PM4NGS RNASeq Tutorial

RNA-seq of the lobe-less (lol) mutants in Drosophila melanogaster

Lobe-less (lol) encodes a long noncoding RNA (lncRNA) required for the development of Drosophila mushroom body, a center of insect memories and learning. RNA-seq was carried out in the control (w[1118]) and lol mutant flies to identify genes regulated by lol lncRNA.

From the manuscript: Genetic interactions between Protein Kinase D and Lobe mutants during eye development of Drosophila melanogaster

BioProject

A BioProject is a collection of biological data related to a single initiative, originating from a single organization or from a consortium. A BioProject record provides users a single place to find links to the diverse data types generated for that project.

BioProject: PRJDB5673

SRA

Sequence Read Archive (SRA) data, available through multiple cloud providers and NCBI servers, is the largest publicly available repository of high throughput sequencing data.

List of SRA samples in the BioProject

Click on the Send results to Run selector to see the SRA data in the Run selector app.

Select samples to be analyzed: DRR092341, DRR092342, DRR092343, DRR092344. Wild type, adult male head compared with Lol mutant, adult male head.
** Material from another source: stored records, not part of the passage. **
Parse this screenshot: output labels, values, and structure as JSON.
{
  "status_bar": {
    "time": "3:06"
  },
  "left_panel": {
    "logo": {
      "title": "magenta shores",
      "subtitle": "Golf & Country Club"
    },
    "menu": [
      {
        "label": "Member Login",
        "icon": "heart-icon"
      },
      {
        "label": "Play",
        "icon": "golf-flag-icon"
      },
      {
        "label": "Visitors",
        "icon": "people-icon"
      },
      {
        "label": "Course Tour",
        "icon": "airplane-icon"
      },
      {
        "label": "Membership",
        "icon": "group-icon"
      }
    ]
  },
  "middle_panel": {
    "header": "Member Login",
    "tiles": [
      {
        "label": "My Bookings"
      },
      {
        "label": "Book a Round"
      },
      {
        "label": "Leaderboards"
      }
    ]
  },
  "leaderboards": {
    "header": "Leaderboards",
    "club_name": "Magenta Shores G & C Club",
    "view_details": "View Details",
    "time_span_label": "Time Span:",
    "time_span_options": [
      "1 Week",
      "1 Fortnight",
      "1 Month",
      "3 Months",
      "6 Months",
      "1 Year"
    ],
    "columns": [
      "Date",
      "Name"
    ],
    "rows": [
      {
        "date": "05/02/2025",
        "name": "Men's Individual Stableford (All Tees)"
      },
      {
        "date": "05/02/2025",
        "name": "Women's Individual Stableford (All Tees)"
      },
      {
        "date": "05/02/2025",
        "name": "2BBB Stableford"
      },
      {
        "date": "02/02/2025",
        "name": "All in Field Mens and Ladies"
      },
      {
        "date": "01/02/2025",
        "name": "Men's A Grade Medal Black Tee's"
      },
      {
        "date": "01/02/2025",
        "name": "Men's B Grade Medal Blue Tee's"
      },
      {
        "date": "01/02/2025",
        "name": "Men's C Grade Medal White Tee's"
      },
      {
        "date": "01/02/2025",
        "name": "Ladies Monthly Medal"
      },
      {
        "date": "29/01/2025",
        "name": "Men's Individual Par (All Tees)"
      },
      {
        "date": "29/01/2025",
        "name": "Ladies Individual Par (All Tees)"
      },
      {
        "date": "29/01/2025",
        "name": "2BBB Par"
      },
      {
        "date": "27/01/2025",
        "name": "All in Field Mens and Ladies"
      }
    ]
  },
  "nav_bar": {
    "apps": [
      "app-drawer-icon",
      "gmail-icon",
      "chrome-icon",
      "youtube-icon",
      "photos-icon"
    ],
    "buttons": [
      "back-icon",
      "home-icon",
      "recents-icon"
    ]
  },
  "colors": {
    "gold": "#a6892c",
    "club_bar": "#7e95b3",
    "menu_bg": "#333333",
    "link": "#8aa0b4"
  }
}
Click on Deliver Data to request NCBI to transfer the data to a cloud bucket.

GCP Instance Setup

Create a GCP instance

Create a GCP instance with 16 CPUs and 60GB of RAM (machine type: n1-standard-16). Click on Change button in the Boot disk box to select Operating system: Ubuntu, Version: Ubuntu 20.04 LTS. Click on Management to select Preemptibility: ON

Accessing the instance with SSH

The instance will be available with two IP address, one internal for GCP and another external accessible from Internet. Click on the SSH button to login.

After clicking the SSH button, a new windows will be open. This is a Linux terminal running directly in the instance.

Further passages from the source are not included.